The companies did not say how much the deal was worth nor how large a stake was sold, but A15 takes minority stakes of between 8-25 percent in the startups it makes direct investments in.
Paymob provides payment systems to banks and mobile operators, offering both online payment gateways and an app that allows for card-on-delivery payments.
It was founded in 2013 by Alain El Hajj, Islam Shawky and Mostafa Menessy. Clients include Jumia, Yashry.com and Cairo Sitters.
“We were also really impressed by the Paymob team’s ability to generate substantial growth with limited resources.” A15 CEO Fadi Antaki said in a statement.
He said Paymob was processing “millions of transactions and hundreds of millions of dollars per year”.
Paymob CEO Islam Shawky said in the statement they partnered with A15 to benefit from its experience in electronic payments with mobile operators.

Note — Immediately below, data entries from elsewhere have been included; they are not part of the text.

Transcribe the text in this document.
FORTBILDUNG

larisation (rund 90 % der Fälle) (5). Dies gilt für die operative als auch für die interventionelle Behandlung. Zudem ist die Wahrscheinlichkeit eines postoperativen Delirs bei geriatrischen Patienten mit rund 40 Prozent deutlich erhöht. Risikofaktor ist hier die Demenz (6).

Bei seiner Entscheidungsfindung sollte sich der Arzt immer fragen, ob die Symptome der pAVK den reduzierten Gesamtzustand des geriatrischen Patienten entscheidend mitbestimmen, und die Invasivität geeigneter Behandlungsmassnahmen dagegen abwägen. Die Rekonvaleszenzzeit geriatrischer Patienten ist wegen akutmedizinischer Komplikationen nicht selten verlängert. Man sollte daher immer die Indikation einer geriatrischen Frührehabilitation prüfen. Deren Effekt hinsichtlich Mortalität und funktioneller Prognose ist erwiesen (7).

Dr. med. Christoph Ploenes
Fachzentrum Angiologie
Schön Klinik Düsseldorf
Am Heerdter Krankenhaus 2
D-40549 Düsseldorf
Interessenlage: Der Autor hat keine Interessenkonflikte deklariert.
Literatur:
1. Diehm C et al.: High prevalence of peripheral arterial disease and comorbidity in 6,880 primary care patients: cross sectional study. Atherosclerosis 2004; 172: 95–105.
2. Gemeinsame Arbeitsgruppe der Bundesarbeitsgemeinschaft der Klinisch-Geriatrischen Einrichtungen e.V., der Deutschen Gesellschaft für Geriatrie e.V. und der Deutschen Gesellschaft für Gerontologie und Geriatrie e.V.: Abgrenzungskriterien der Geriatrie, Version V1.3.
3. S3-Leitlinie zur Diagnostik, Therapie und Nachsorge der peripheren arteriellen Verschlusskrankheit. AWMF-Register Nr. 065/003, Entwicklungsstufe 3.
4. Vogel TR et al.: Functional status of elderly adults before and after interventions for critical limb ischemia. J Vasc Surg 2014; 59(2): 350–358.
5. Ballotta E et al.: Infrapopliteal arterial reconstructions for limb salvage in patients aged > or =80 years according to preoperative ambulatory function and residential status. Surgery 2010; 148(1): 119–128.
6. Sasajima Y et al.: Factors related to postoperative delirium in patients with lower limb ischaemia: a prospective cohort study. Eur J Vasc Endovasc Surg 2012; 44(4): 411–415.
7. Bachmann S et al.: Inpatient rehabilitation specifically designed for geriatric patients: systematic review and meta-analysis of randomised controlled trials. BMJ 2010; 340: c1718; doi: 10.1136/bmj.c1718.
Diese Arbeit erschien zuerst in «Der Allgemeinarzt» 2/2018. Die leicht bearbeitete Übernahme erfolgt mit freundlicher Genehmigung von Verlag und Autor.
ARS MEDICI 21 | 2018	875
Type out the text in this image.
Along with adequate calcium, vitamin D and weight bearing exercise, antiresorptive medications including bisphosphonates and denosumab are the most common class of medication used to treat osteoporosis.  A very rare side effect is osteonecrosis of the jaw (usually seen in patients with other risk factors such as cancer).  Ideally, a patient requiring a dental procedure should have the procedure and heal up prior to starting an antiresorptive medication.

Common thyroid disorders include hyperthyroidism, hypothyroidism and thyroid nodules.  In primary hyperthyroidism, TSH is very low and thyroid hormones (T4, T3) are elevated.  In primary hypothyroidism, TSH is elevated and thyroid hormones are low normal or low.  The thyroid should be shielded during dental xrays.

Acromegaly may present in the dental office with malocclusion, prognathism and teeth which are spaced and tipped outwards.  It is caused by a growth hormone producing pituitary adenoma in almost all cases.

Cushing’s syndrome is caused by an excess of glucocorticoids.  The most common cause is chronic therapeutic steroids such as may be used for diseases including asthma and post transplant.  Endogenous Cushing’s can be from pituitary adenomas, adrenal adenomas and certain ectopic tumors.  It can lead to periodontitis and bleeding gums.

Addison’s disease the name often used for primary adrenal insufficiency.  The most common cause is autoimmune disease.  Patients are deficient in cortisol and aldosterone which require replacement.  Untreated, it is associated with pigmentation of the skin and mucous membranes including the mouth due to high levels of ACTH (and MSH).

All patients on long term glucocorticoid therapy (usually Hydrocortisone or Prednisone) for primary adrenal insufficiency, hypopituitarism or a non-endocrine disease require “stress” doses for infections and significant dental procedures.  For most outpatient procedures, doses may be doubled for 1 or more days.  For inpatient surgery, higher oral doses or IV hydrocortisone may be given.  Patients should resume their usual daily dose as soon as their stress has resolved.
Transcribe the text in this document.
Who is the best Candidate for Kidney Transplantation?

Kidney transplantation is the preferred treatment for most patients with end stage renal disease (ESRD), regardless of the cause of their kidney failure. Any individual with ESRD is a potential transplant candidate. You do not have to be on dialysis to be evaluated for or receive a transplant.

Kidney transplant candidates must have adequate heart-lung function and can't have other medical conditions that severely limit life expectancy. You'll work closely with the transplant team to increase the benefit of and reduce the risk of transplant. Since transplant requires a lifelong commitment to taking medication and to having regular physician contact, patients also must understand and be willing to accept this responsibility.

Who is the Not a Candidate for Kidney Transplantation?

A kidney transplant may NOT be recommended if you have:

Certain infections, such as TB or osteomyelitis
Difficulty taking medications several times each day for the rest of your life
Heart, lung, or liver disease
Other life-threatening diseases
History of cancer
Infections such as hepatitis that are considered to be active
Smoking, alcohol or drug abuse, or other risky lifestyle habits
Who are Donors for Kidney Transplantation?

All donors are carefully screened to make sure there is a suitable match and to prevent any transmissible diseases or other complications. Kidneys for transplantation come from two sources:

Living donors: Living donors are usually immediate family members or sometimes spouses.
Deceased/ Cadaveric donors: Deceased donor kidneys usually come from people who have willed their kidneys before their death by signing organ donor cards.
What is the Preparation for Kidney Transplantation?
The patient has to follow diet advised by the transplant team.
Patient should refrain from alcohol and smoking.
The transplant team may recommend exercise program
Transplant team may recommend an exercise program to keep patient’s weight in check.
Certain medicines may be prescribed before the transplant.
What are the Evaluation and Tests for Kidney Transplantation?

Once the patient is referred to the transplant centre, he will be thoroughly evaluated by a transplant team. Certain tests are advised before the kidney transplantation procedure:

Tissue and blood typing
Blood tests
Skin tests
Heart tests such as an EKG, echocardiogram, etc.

Antaki said expected growth in Egypt’s ecommerce sector, which Paymob services, and the growth in card holder numbers in the country - 40 percent more credit cards and 36 percent from debit cards since 2010 - validated their investment in the startup.
After being spun out of tech holding company OT Ventures in October last year, A15 announced that it had set aside $3 million for new investments in regional early stage companies.
Antaki told Wamda in January that it wholly owned all of its portfolio companies (all of which were developed inside the compay) bar online ticketing startup E7gezly, in which it owned 51 percent. [However jobs site Wuzzuf was among several investments rather than wholly owned entities.]
Since then, A15 internal companies have merged with food delivery site Mumm and digital media agency Kijami.
It’s exited legacy businesses music site Mazika, sports news site YallaKora, news site Masrawy and online trading site Arab Finance, and food delivery site Otlob.
A15 itself is owned by Accelero Capital.
* This article has been updated to correct the size of A15's investment stakes, and clarify the investor's internally developed companies.